Education: Analyzing the impact of teaching methods on student performance and the link between study habits and academic success.
Social Sciences: Exploring relationships between social factors and behaviors, such as the connection between income and education levels.

Limitations of Correlation¶

While correlation is a powerful tool, it has important limitations:

Correlation Does Not Imply Causation: A correlation between two variables does not mean that one causes the other. A correlation between ice cream sales and drowning incidents does not imply that ice cream consumption causes drowning—both are driven by warm weather.
Confounding Variables: Correlations can be influenced by third factors that affect both variables. A correlation between hours of sleep and academic performance might be confounded by stress levels or study habits.
Non-linear Relationships: The Pearson correlation coefficient measures linear relationships only. Non-linear associations may produce a Pearson \(\rho\) near zero despite a strong relationship.

Correlation Measures Linear Association, Not Association in General¶

Anscombe's quartet famously illustrates that very different data patterns can produce nearly identical correlation coefficients. The four datasets have the same mean, variance, correlation, and regression line, yet their scatter plots reveal fundamentally different structures—including non-linear relationships and the influence of outliers.

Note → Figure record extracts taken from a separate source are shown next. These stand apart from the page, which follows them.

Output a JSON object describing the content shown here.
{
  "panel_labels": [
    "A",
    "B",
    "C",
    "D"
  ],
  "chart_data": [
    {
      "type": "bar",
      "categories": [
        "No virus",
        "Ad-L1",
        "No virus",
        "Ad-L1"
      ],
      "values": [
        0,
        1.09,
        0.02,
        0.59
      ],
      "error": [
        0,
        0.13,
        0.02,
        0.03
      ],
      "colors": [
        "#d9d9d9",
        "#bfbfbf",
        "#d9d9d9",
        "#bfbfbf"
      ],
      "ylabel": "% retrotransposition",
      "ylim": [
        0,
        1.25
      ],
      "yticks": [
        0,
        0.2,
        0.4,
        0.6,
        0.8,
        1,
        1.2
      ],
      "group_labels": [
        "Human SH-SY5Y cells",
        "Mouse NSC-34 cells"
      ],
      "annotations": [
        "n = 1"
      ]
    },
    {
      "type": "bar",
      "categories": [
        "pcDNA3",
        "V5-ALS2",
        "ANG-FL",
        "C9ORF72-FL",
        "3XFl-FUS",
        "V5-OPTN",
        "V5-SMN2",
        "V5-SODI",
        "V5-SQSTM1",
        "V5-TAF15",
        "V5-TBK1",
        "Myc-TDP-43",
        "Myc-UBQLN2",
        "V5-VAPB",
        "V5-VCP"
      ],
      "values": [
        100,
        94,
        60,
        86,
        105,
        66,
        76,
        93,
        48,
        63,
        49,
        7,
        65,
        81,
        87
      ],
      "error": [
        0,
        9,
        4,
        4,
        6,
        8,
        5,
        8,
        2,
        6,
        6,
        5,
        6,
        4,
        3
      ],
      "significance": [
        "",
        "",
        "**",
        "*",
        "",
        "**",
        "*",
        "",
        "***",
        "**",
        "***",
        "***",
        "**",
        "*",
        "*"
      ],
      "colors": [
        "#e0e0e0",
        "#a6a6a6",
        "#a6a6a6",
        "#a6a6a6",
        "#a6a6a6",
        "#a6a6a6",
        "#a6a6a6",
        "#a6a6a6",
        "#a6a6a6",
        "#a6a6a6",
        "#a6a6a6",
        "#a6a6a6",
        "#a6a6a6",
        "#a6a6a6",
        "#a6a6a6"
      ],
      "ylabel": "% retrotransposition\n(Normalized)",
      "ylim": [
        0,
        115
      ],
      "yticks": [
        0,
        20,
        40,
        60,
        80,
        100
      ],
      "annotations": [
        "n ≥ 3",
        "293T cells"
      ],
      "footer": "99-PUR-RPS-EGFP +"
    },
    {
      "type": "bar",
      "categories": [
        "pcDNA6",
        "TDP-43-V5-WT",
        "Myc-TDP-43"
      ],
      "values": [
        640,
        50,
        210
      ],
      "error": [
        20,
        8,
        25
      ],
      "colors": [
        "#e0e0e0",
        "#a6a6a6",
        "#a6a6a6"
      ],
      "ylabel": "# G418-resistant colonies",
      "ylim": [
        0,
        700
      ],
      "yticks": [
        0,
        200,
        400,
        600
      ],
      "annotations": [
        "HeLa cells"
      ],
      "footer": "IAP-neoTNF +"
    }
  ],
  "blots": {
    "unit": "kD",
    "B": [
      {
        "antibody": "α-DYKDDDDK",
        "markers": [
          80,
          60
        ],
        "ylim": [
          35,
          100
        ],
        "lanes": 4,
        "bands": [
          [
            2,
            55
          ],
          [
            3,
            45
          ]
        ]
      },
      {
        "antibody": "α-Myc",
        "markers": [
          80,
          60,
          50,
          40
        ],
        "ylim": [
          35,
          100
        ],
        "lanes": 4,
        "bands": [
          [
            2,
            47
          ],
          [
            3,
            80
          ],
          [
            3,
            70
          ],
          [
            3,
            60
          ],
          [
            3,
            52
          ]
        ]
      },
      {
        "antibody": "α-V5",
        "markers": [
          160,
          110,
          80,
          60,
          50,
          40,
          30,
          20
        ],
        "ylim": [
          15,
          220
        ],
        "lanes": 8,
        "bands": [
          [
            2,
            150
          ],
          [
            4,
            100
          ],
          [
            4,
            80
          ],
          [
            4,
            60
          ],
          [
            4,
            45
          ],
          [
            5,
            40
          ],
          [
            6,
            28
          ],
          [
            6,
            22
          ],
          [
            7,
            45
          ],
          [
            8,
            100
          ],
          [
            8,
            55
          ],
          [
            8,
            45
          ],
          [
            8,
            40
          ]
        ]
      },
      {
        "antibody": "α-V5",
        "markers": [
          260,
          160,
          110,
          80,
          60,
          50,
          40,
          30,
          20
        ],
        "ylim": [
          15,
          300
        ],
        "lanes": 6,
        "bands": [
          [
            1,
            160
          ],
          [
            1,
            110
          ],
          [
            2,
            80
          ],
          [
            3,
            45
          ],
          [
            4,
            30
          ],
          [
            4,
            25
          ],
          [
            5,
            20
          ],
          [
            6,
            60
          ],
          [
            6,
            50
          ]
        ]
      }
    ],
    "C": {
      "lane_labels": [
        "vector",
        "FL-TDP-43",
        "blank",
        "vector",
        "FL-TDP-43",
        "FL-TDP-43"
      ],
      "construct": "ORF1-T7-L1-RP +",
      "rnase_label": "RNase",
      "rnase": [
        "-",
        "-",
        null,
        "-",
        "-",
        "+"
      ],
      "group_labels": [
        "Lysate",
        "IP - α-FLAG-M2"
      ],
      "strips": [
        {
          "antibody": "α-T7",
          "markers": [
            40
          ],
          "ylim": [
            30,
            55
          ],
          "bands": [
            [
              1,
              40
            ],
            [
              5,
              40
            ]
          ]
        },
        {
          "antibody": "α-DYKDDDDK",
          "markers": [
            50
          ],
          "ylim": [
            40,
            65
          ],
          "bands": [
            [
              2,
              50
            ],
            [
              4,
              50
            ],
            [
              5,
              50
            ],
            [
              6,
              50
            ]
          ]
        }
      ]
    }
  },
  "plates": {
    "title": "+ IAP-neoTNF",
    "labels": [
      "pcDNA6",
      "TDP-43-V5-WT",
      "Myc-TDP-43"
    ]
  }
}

See: Anscombe's Quartet (Wikipedia)

Correlation Is Not Causation¶

This principle is so important that it warrants its own section. See Section 17.3: Correlation, Causation, and Confounding for a thorough treatment.

Summary¶

Correlation is a foundational concept in statistics that provides insight into linear relationships between variables. Understanding how to measure and interpret correlation helps identify patterns and inform decisions across disciplines. However, it is crucial to recognize its limitations—particularly that correlation does not imply causation—and to complement correlation analysis with other statistical methods to gain a comprehensive understanding of the data.